Thursday, October 8, 2009

Significant Risk' Of Oil Production Peaking In Ten Years, Report Finds

Prelude from Busted - Just to help out here on what the significance is. Peak oil means that we have used half of the oil available in the earth. On the surface this does not appear to be too important until you consider our use of oil grows every year, and by a percentage, we use twice as much oil per day as we did 36 years ago and assuming steady growth, you could extend this back to the 1930s and say that we use 8 times more oil per day today than we did back then. You can see the pattern known as doubling and most people can see that if you extend this into the future, we will not have the more than 100 years it too to get to half way but SIGNIFICANTLY less, perhaps only 30-60 years after peak.
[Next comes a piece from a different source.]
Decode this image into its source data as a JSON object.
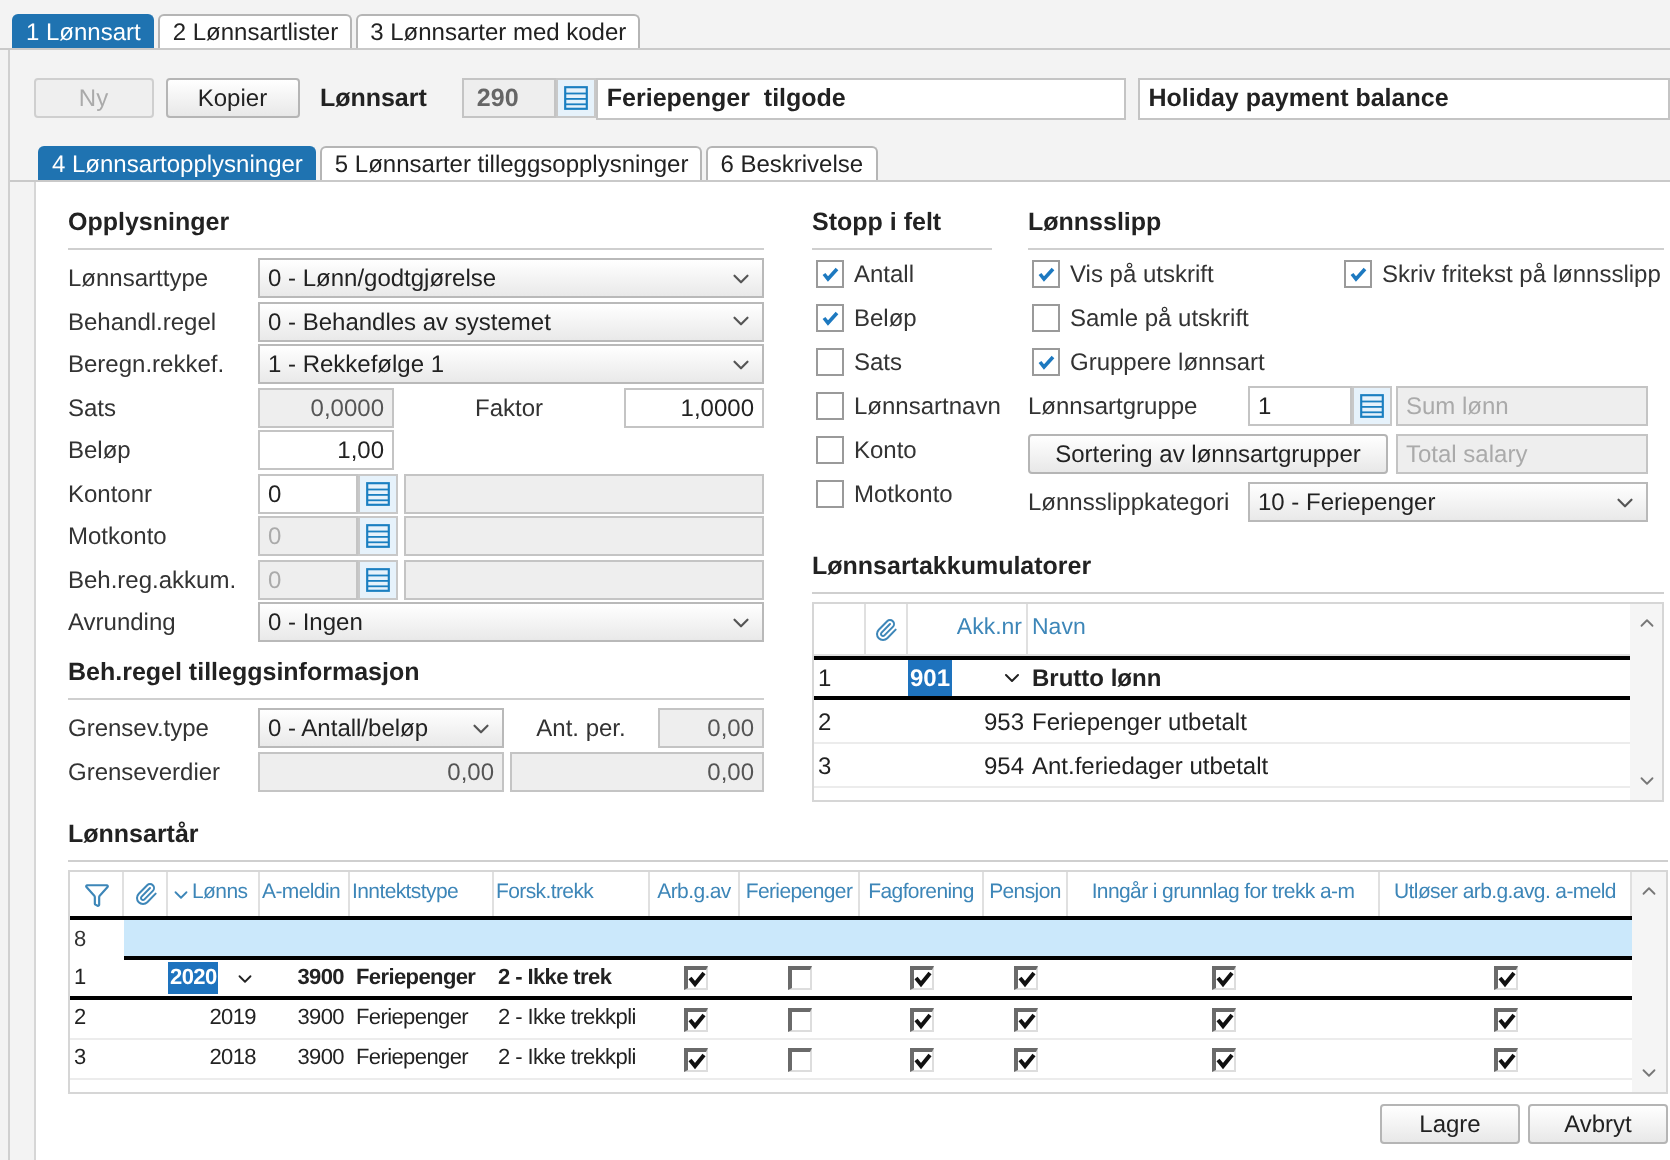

Now of course as demand increases and the supply becomes both more expensive to access and drops, gas prices will go up, probably significantly if we don't have a viable alternative. Coal, most people accept as dirty no matter how you slice it. To me, the logical conclusion is that since prices are going to go up, let us more aggressively pursue clean fuel sources to be ready for the inevitable transition to a new and cleaner fuel source and while we are thinking in this vein, why not buy our scientists as much time as possible by conserving to make what we have last as long as possible.


ScienceDaily (Oct. 8, 2009) — A new report, launched by the UK Energy Research Centre (UKERC), argues that conventional oil production is likely to peak before 2030, with a significant risk of a peak before 2020. The report concludes that the UK Government is not alone in being unprepared for such an event - despite oil supplying a third of the world's energy.